About Digital Expression Explorer

The compendium is designed to bring biologists closer to large scale gene expression data sets. We have processed thousands of public RNA-seq data sets from a veriety of organisms with open-source bioinformatics tools and make them freely accessible.


About us

The compendium is brought to you by Mark Ziemann (Deakin University) with support from the Epigenetics in Human Health and Disease Laboratory and Monash eResearch Centre. We value your feedback, so feel free to contact us by email (mark.ziemann[at]gmail.com) or raise an issue on our GitHub Repo.


Acknowledgements

A project of this size cannot be done by a single person or team, so we acknowledge support from the following:

Nectar Research Cloud, a collaborative Australian research platform supported by the National Collaborative Research Infrastructure Strategy (NCRIS).

The Multi-modal Australian ScienceS Imaging and Visualisation Environment (MASSIVE).

Deakin eResearch, Monash eResearch Centre and the IT department of Baker Heart and Diabetes Institute.

This research would not have been possible without facilities and help from NCBI. In particular, we acknowledge support from SRA and GEO for curating and hosting these data.


Latest News

12th November 2018 - Ever wondered how accurate DEE2 data actially is? Well we have just undertaken a simulation study and comparison to GEO deposited data to demonstrate the quality of DEE2 data. More details here.

26th October 2018 - Recently there have been many projects with ≥500 SRA runs, meaning that they have not been readily available from the webserver as one file. In order to address this, I've packages SRA projects with ≥200 SRA run numbers into zip files. Only projects with EVERY run processed successfully by DEE2 are included. These are now available here.

7th October 2018 - QC information is now linked in the search results and available by hovering the mouse over the QC link. Note that all the datasets are currently classified as "PASS" but this will be chenging soon. Also we moved to another nectar server with storage so there have been some updates to webserver cgi scripts. Also the keyword search is now case insensitive.

22nd September 2018 - the bulk data dumps are now available via http. Dat turned out to be too slow and unreliable for files of this size.

21st September 2018 - Several small bits of news. Firstly a new domain name server that is working much better than the last one. Still unable to get https working so this will not likely happen while using Nectar servers. Secondly the domain name sever change broke the docker image so it was modified and rebuilt. Thirdly the data processing is progressing steadily with the torrent of new datasets that became visible upon integration with the newest SRAdbV2. Lastly, the R interface hs undergone several improvements and should be more robust now. The new documentation has been added (link).

More news

Data processing

Our data processing procedure entails:

  1. -Download from NCBI SRA

  2. -Diagnose sequence format

  3. -Sequence quality trimming and adapter clipping

  4. -Alignment to genome and transcriptome

  5. -Assignment of reads to genes and transcripts

More information regarding the data processing method is available at the GitHub repo.

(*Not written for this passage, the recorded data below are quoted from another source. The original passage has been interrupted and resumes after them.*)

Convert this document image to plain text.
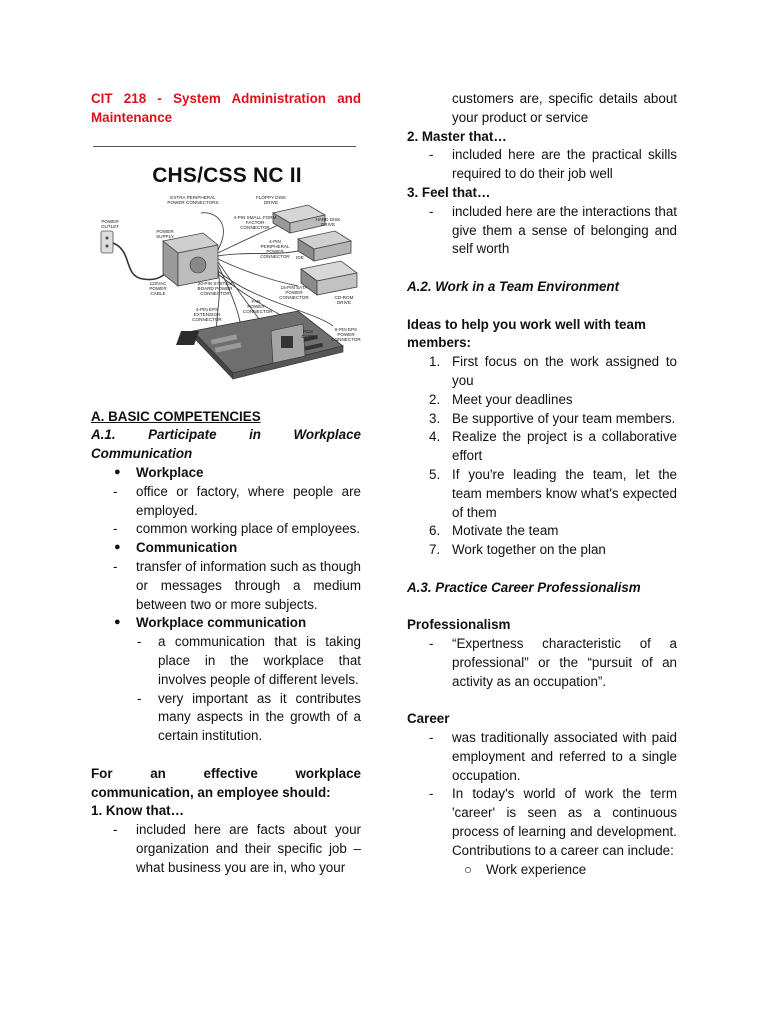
CIT 218 - System Administration and Maintenance
CHS/CSS NC II
POWER OUTLET
POWER SUPPLY
120VAC POWER CABLE
EXTRA PERIPHERAL POWER CONNECTORS
FLOPPY DISK DRIVE
4-PIN SMALL FORM FACTOR CONNECTOR
4-PIN PERIPHERAL POWER CONNECTOR
HARD DISK DRIVE
IDE
20-PIN SYSTEM BOARD POWER CONNECTOR
15-PIN SATA POWER CONNECTOR	CD-ROM DRIVE
4-PIN EPS EXTENSION CONNECTOR
FAN POWER CONNECTOR
PCIe CARD
8-PIN EPS POWER CONNECTOR
A. BASIC COMPETENCIES
A.1. Participate in Workplace
Communication
● Workplace
- office or factory, where people are employed.
- common working place of employees.
● Communication
- transfer of information such as though or messages through a medium between two or more subjects.
● Workplace communication
- a communication that is taking place in the workplace that involves people of different levels.
- very important as it contributes many aspects in the growth of a certain institution.
For an effective workplace communication, an employee should:
1. Know that…
- included here are facts about your organization and their specific job – what business you are in, who your
customers are, specific details about your product or service
2. Master that…
- included here are the practical skills required to do their job well
3. Feel that…
- included here are the interactions that give them a sense of belonging and self worth
A.2. Work in a Team Environment
Ideas to help you work well with team members:
1. First focus on the work assigned to you
2. Meet your deadlines
3. Be supportive of your team members.
4. Realize the project is a collaborative effort
5. If you're leading the team, let the team members know what's expected of them
6. Motivate the team
7. Work together on the plan
A.3. Practice Career Professionalism
Professionalism
- “Expertness characteristic of a professional” or the “pursuit of an activity as an occupation”.
Career
- was traditionally associated with paid employment and referred to a single occupation.
- In today's world of work the term 'career' is seen as a continuous process of learning and development. Contributions to a career can include:
○ Work experience
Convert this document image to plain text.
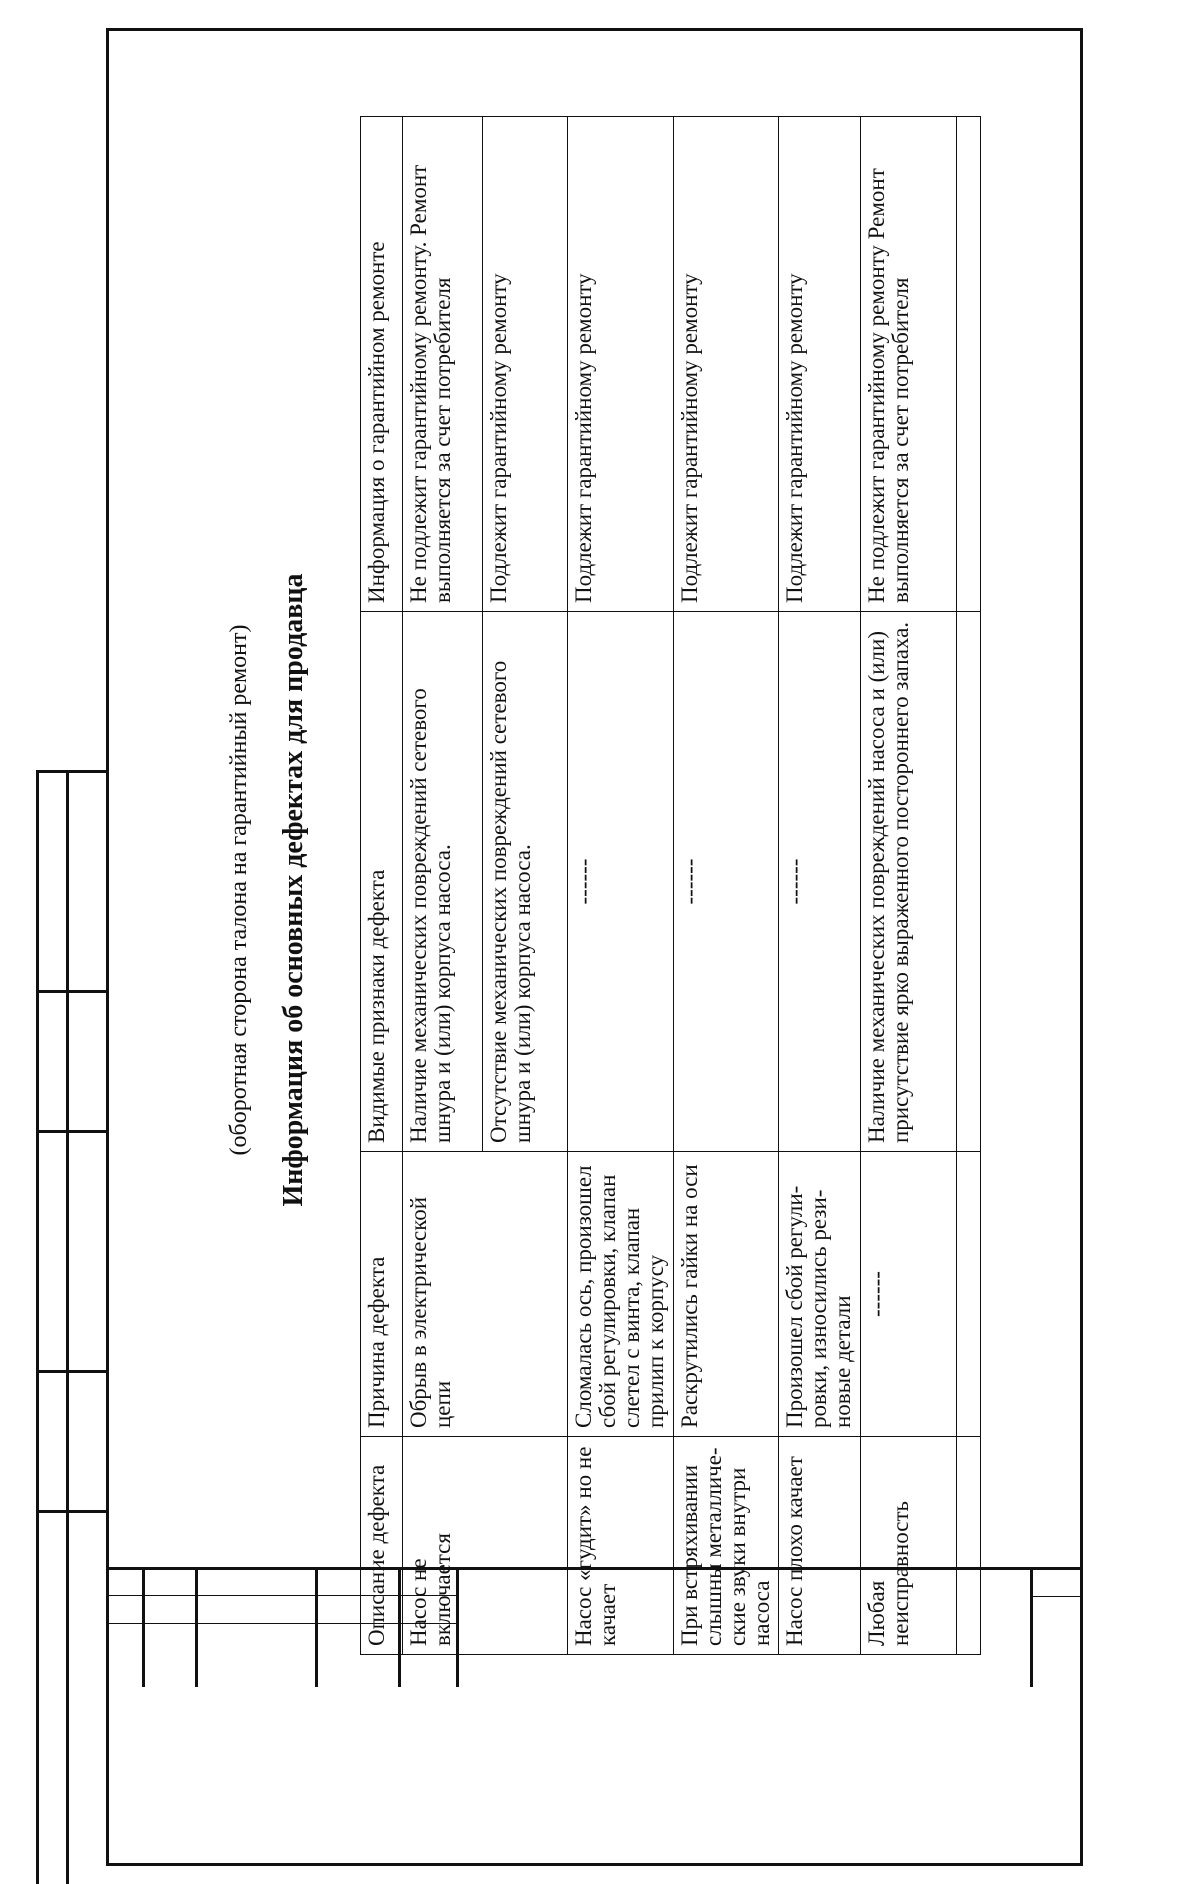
(оборотная сторона талона на гарантийный ремонт) Информация об основных дефектах для продавца
Описание дефекта	Причина дефекта	Видимые признаки дефекта	Информация о гарантийном ремонте
Насос не включается	Обрыв в электрической цепи	Наличие механических повреждений сетевого шнура и (или) корпуса насоса.	Не подлежит гарантийному ремонту. Ремонт выполняется за счет потребителя
		Отсутствие механических повреждений сетевого шнура и (или) корпуса насоса.	Подлежит гарантийному ремонту
Насос «гудит» но не качает	Сломалась ось, произошел сбой регулировки, клапан слетел с винта, клапан прилип к корпусу	------	Подлежит гарантийному ремонту
При встряхивании слышны металлические звуки внутри насоса	Раскрутились гайки на оси	------	Подлежит гарантийному ремонту
Насос плохо качает	Произошел сбой регулировки, износились резиновые детали	------	Подлежит гарантийному ремонту
Любая неисправность	------	Наличие механических повреждений насоса и (или) присутствие ярко выраженного постороннего запаха.	Не подлежит гарантийному ремонту Ремонт выполняется за счет потребителя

Reference genome information

The compendium relies on reference genome sequence and annotation information provided by Ensembl Genomes .

Species Genome Reference Sequence and Annotation
Arabidopsis thaliana Arabidopsis_thaliana.TAIR10.dna_sm.toplevel.fa.gz
Ensembl release 36
Caenorhabditis elegans Caenorhabditis_elegans.WBcel235.dna_sm.toplevel.fa.gz
Ensembl release 90
Drosophila melanogaster Drosophila_melanogaster.BDGP6.dna_sm.toplevel.fa.gz
Ensembl release 90
Danio rerio Danio_rerio.GRCz10.dna_sm.toplevel.fa.gz
Ensembl release 90
Escherichia coli Escherichia_coli_str_k_12_substr_mg1655.ASM584v2.dna_sm.chromosome.Chromosome.fa.gz
Ensembl release 36
Homo sapiens Homo_sapiens.GRCh38.dna_sm.primary_assembly.fa.gz
Ensembl release 90
Mus musculus Mus_musculus.GRCm38.dna_sm.primary_assembly.fa.gz
Ensembl release 90
Rattus norvegicus Rattus_norvegicus.Rnor_6.0.dna_sm.toplevel.fa.gz
Ensembl release 90
Saccharomyces cerevisiae Saccharomyces_cerevisiae.R64-1-1.dna_sm.toplevel.fa.gz
Ensembl release 36

Update schedule

New datasets deposited to SRA will be incorporated into the compendium fortnightly. Upon release of an updated genome build, we intend to update the data for that organism within a year, keeping a previously archived version for bulk download only. Gene annotation sets will not be updated independent of the genome build.